Mainstreaming of Hate

If polarization makes it difficult to teach about diverse perspectives, the challenge is only increasing due to the mainstreaming of hateful ideologies. For example, rising Islamophobia means educators have a heightened responsibility when working to counter it and when teaching about Islam. Similarly, the prevalence of climate change denial, in spite of scientific consensus about its imminence and effects, changes the way we have to teach about it.

In the classroom, teachers cannot simply rely on a model of presenting supporting and opposing views on issues. The views of Islamophobes, for example, do not deserve equal consideration, but on issues on which there is legitimate or high-profile disagreement, teachers have a responsibility to present and unpack a variety of viewpoints. Determining that line is perhaps the most challenging part of teaching in today’s political climate.

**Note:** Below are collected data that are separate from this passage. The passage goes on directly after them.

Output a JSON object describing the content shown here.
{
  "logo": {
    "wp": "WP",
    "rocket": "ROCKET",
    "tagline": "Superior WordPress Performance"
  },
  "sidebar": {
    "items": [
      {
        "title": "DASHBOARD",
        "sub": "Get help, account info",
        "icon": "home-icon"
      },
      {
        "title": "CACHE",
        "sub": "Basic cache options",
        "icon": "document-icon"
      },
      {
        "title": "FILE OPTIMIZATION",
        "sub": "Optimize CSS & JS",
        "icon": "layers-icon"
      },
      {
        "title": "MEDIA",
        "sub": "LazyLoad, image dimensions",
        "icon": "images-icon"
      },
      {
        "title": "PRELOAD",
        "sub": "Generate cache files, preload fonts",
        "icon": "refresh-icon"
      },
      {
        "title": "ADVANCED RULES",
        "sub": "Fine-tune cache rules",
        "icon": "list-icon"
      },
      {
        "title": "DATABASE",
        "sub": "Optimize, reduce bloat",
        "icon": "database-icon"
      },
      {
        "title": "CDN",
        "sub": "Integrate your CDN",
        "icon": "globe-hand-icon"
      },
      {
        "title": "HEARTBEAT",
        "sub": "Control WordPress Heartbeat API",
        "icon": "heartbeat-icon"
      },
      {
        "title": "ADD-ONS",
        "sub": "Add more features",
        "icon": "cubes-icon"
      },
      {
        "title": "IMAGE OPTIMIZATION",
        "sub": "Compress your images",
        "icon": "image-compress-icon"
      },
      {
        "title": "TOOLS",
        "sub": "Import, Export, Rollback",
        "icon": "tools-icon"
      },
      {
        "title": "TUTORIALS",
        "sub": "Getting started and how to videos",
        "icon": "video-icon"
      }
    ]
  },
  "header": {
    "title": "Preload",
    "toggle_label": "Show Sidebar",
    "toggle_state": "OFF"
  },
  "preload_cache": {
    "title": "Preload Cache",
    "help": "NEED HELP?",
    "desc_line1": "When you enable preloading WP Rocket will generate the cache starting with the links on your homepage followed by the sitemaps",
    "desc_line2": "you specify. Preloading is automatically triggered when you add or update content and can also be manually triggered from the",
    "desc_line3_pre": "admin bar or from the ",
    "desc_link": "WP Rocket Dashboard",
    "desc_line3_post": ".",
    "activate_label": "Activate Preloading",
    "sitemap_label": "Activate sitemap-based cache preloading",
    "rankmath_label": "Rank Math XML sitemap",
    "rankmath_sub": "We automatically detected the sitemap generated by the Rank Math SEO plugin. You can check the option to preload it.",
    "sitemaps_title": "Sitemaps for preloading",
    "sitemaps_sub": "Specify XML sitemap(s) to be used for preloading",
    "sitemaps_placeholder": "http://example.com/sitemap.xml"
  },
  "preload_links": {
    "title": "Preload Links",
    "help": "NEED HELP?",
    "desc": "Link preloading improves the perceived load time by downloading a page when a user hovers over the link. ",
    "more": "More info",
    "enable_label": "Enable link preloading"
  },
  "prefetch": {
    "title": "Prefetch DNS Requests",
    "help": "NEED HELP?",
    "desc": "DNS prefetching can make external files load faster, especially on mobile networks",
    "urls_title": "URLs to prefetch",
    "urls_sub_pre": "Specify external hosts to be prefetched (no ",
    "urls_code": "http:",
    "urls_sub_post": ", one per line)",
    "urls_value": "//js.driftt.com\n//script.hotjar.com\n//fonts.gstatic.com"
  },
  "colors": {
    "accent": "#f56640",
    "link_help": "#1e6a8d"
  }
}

For example, even though we wouldn’t want to promote a false equivalence between climate change denial and climate change acceptance, we also can’t pretend that denial doesn’t exist. 

Just as the content we choose can promote diverse perspectives and key values, so can the skills we seek to foster in students. So, when students in a Boston high school classroom were introduced to the ideas of the “alt-right,” they brought to their learning a well-honed toolkit of critical literacy skills and the values of inclusivity and tolerance. Their teachers could trust that the students would see this movement for what it is. The planned setting of a scaffolded curriculum is exactly the right place to learn how to separate viable, inclusive ideology from bigotry, conspiracy theories and paranoia.

It’s a challenging time to be a teacher. Yet, if we really want students to think and know well, we have to help them cultivate the values of empathy, humanism and inclusivity. That means helping them consider the broadest possible set of viable ideas and helping them develop the tools to construct their belief systems. They need our guidance to craft the skills to identify how various viewpoints and ideologies are shaping the world around them.